The series of reforms initiated by the Modi government like demonetisation and the Good and Services Tax (GST) has put the Indian economy on a “far more stronger track”, Union Finance Minister ArunJaitley on Tuesday said.
“These are institutional reforms. These are structural changes. And these structural changes, I think have put the Indian economy on a far more sound track so that we can look forward for a much cleaner much bigger India economy in the days and years to come,” Mr.Jaitley said, addressing the students of the Columbia University in New York.
Mr.Jaitley, who is on a week-long visit to the U.S. to attend the annual meetings of the International Monetary Fund and World Bank, said, “Some of these steps, the demonetisation, the GST because the GST could lead to de-stocking of existing stocks can have for a quarter or so a transient impact on manufacturing. But in the long run, these are institutional reforms and structural changes”.
Referring to the series of economic reforms that India has undertaken since 1991, Mr.Jaitley said the Indian model now seems to be emerging.
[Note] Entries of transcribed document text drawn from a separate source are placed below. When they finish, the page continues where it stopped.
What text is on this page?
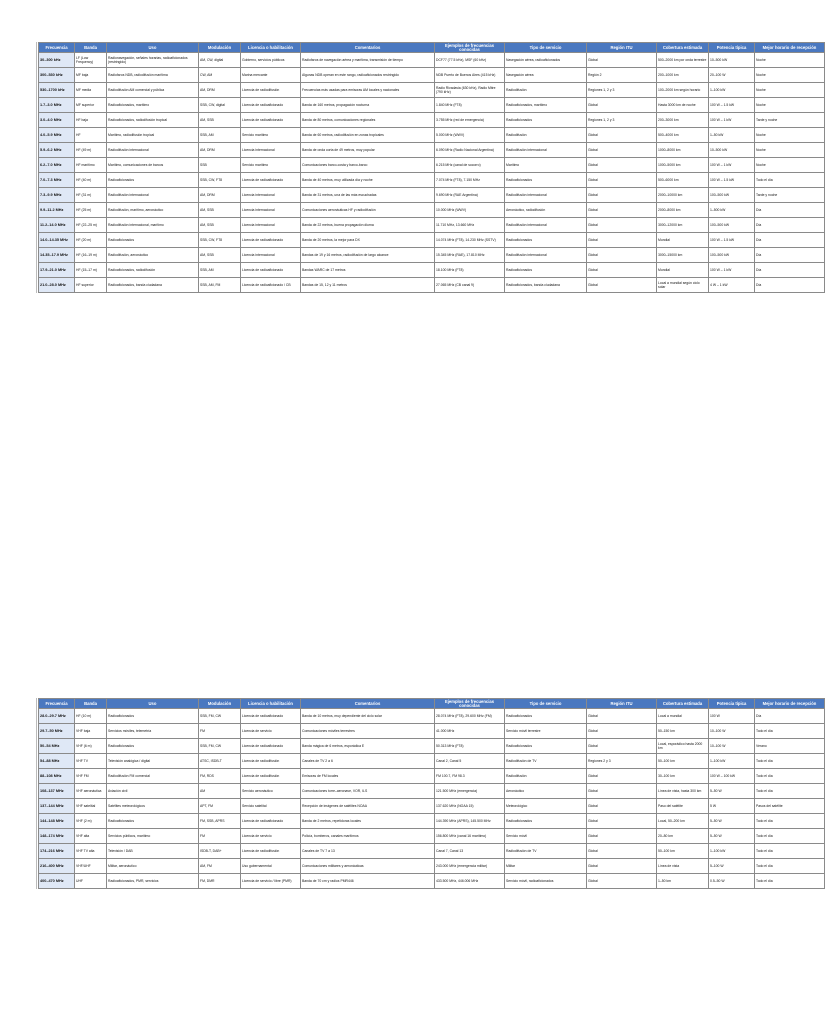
Frecuencia	Banda	Uso	Modulación	Licencia o habilitación	Comentarios	Ejemplos de frecuencias conocidas	Tipo de servicio	Región ITU	Cobertura estimada	Potencia típica	Mejor horario de recepción
30–300 kHz	LF (Low Frequency)	Radionavegación, señales horarias, radioaficionados (restringido)	AM, CW, digital	Gobierno, servicios públicos	Radiofaros de navegación aérea y marítima, transmisión de tiempo	DCF77 (77.5 kHz), MSF (60 kHz)	Navegación aérea, radioaficionados	Global	500–2000 km por onda terrestre	10–500 kW	Noche
300–530 kHz	MF baja	Radiofaros NDB, radiodifusión marítima	CW, AM	Marina mercante	Algunas NDB operan en este rango, radioaficionados restringido	NDB Puerto de Buenos Aires (415 kHz)	Navegación aérea	Región 2	200–1000 km	20–100 W	Noche
530–1700 kHz	MF media	Radiodifusión AM comercial y pública	AM, DRM	Licencia de radiodifusión	Frecuencias más usadas para emisoras AM locales y nacionales	Radio Rivadavia (630 kHz), Radio Mitre (790 kHz)	Radiodifusión	Regiones 1, 2 y 3	100–2000 km según horario	1–100 kW	Noche
1.7–3.0 MHz	MF superior	Radioaficionados, marítimo	SSB, CW, digital	Licencia de radioaficionado	Banda de 160 metros, propagación nocturna	1.840 MHz (FT8)	Radioaficionados, marítimo	Global	Hasta 3000 km de noche	100 W – 1.5 kW	Noche
3.0–4.0 MHz	HF baja	Radioaficionados, radiodifusión tropical	AM, SSB	Licencia de radioaficionado	Banda de 80 metros, comunicaciones regionales	3.755 MHz (red de emergencia)	Radioaficionados	Regiones 1, 2 y 3	200–3000 km	100 W – 1 kW	Tarde y noche
4.0–5.9 MHz	HF	Marítimo, radiodifusión tropical	SSB, AM	Servicio marítimo	Banda de 60 metros, radiodifusión en zonas tropicales	5.000 MHz (WWV)	Radiodifusión	Global	500–4000 km	1–50 kW	Noche
5.9–6.2 MHz	HF (49 m)	Radiodifusión internacional	AM, DRM	Licencia internacional	Banda de onda corta de 49 metros, muy popular	6.090 MHz (Radio Nacional Argentina)	Radiodifusión internacional	Global	1000–8000 km	10–500 kW	Noche
6.2–7.0 MHz	HF marítimo	Marítimo, comunicaciones de barcos	SSB	Servicio marítimo	Comunicaciones barco-costa y barco-barco	6.215 MHz (canal de socorro)	Marítimo	Global	1000–5000 km	100 W – 1 kW	Noche
7.0–7.3 MHz	HF (40 m)	Radioaficionados	SSB, CW, FT8	Licencia de radioaficionado	Banda de 40 metros, muy utilizada día y noche	7.074 MHz (FT8), 7.150 MHz	Radioaficionados	Global	500–6000 km	100 W – 1.5 kW	Todo el día
7.3–9.9 MHz	HF (31 m)	Radiodifusión internacional	AM, DRM	Licencia internacional	Banda de 31 metros, una de las más escuchadas	9.690 MHz (RAE Argentina)	Radiodifusión internacional	Global	2000–10000 km	100–500 kW	Tarde y noche
9.9–11.2 MHz	HF (25 m)	Radiodifusión, marítimo, aeronáutico	AM, SSB	Licencia internacional	Comunicaciones aeronáuticas HF y radiodifusión	10.000 MHz (WWV)	Aeronáutico, radiodifusión	Global	2000–8000 km	1–500 kW	Día
11.2–14.0 MHz	HF (22–25 m)	Radiodifusión internacional, marítimo	AM, SSB	Licencia internacional	Banda de 22 metros, buena propagación diurna	11.710 MHz, 13.660 MHz	Radiodifusión internacional	Global	3000–12000 km	100–500 kW	Día
14.0–14.35 MHz	HF (20 m)	Radioaficionados	SSB, CW, FT8	Licencia de radioaficionado	Banda de 20 metros, la mejor para DX	14.074 MHz (FT8), 14.230 MHz (SSTV)	Radioaficionados	Global	Mundial	100 W – 1.5 kW	Día
14.35–17.9 MHz	HF (16–19 m)	Radiodifusión, aeronáutico	AM, SSB	Licencia internacional	Bandas de 19 y 16 metros, radiodifusión de largo alcance	15.345 MHz (RAE), 17.810 MHz	Radiodifusión internacional	Global	3000–15000 km	100–500 kW	Día
17.9–21.0 MHz	HF (15–17 m)	Radioaficionados, radiodifusión	SSB, AM	Licencia de radioaficionado	Bandas WARC de 17 metros	18.100 MHz (FT8)	Radioaficionados	Global	Mundial	100 W – 1 kW	Día
21.0–28.0 MHz	HF superior	Radioaficionados, banda ciudadana	SSB, AM, FM	Licencia de radioaficionado / CB	Bandas de 15, 12 y 11 metros	27.065 MHz (CB canal 9)	Radioaficionados, banda ciudadana	Global	Local a mundial según ciclo solar	4 W – 1 kW	Día
Frecuencia	Banda	Uso	Modulación	Licencia o habilitación	Comentarios	Ejemplos de frecuencias conocidas	Tipo de servicio	Región ITU	Cobertura estimada	Potencia típica	Mejor horario de recepción
28.0–29.7 MHz	HF (10 m)	Radioaficionados	SSB, FM, CW	Licencia de radioaficionado	Banda de 10 metros, muy dependiente del ciclo solar	28.074 MHz (FT8), 29.600 MHz (FM)	Radioaficionados	Global	Local a mundial	100 W	Día
29.7–50 MHz	VHF baja	Servicios móviles, telemetría	FM	Licencia de servicio	Comunicaciones móviles terrestres	41.000 MHz	Servicio móvil terrestre	Global	50–150 km	10–100 W	Todo el día
50–54 MHz	VHF (6 m)	Radioaficionados	SSB, FM, CW	Licencia de radioaficionado	Banda mágica de 6 metros, esporádica E	50.313 MHz (FT8)	Radioaficionados	Global	Local, esporádico hasta 2000 km	10–100 W	Verano
54–88 MHz	VHF TV	Televisión analógica / digital	ATSC, ISDB-T	Licencia de radiodifusión	Canales de TV 2 a 6	Canal 2, Canal 5	Radiodifusión de TV	Regiones 2 y 3	50–100 km	1–100 kW	Todo el día
88–108 MHz	VHF FM	Radiodifusión FM comercial	FM, RDS	Licencia de radiodifusión	Emisoras de FM locales	FM 100.7, FM 98.3	Radiodifusión	Global	30–100 km	100 W – 100 kW	Todo el día
108–137 MHz	VHF aeronáutica	Aviación civil	AM	Servicio aeronáutico	Comunicaciones torre–aeronave, VOR, ILS	121.500 MHz (emergencia)	Aeronáutico	Global	Línea de vista, hasta 300 km	5–50 W	Todo el día
137–144 MHz	VHF satelital	Satélites meteorológicos	APT, FM	Servicio satelital	Recepción de imágenes de satélites NOAA	137.620 MHz (NOAA 15)	Meteorológico	Global	Paso del satélite	5 W	Pasos del satélite
144–148 MHz	VHF (2 m)	Radioaficionados	FM, SSB, APRS	Licencia de radioaficionado	Banda de 2 metros, repetidoras locales	144.390 MHz (APRS), 145.500 MHz	Radioaficionados	Global	Local, 50–200 km	5–50 W	Todo el día
148–174 MHz	VHF alta	Servicios públicos, marítimo	FM	Licencia de servicio	Policía, bomberos, canales marítimos	156.800 MHz (canal 16 marítimo)	Servicio móvil	Global	20–80 km	5–50 W	Todo el día
174–216 MHz	VHF TV alta	Televisión / DAB	ISDB-T, DAB+	Licencia de radiodifusión	Canales de TV 7 a 13	Canal 7, Canal 13	Radiodifusión de TV	Global	50–100 km	1–100 kW	Todo el día
216–400 MHz	VHF/UHF	Militar, aeronáutico	AM, FM	Uso gubernamental	Comunicaciones militares y aeronáuticas	243.000 MHz (emergencia militar)	Militar	Global	Línea de vista	5–100 W	Todo el día
400–470 MHz	UHF	Radioaficionados, PMR, servicios	FM, DMR	Licencia de servicio / libre (PMR)	Banda de 70 cm y radios PMR446	433.500 MHz, 446.006 MHz	Servicio móvil, radioaficionados	Global	1–50 km	0.5–50 W	Todo el día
“Even as the Indian economic reforms started a few decades late, the direction that India followed is probably the direction that helped the country considerably. And therefore, any form of debate, discussion or suggestions to go back to more regulation, to go back to stricter controls, not to integrate itself, I think, we are in the process of dispelling any notion of that kind,” he said.
Mr.Jaitley said there is a consensus on reforms in India. He said the government convinced people that domestic investment is grossly inadequate.
“Our doors were too narrow. Our limits did not allow them. The second hurdle was even when we allowed them, between the decision to start businesses in India and the eventual commencement of business. You could spend years and years before you got to your permissions,” he said.
“India has opened up in sectors where there was a scope for opening up. And not in a single case the government faced a protest,” he said.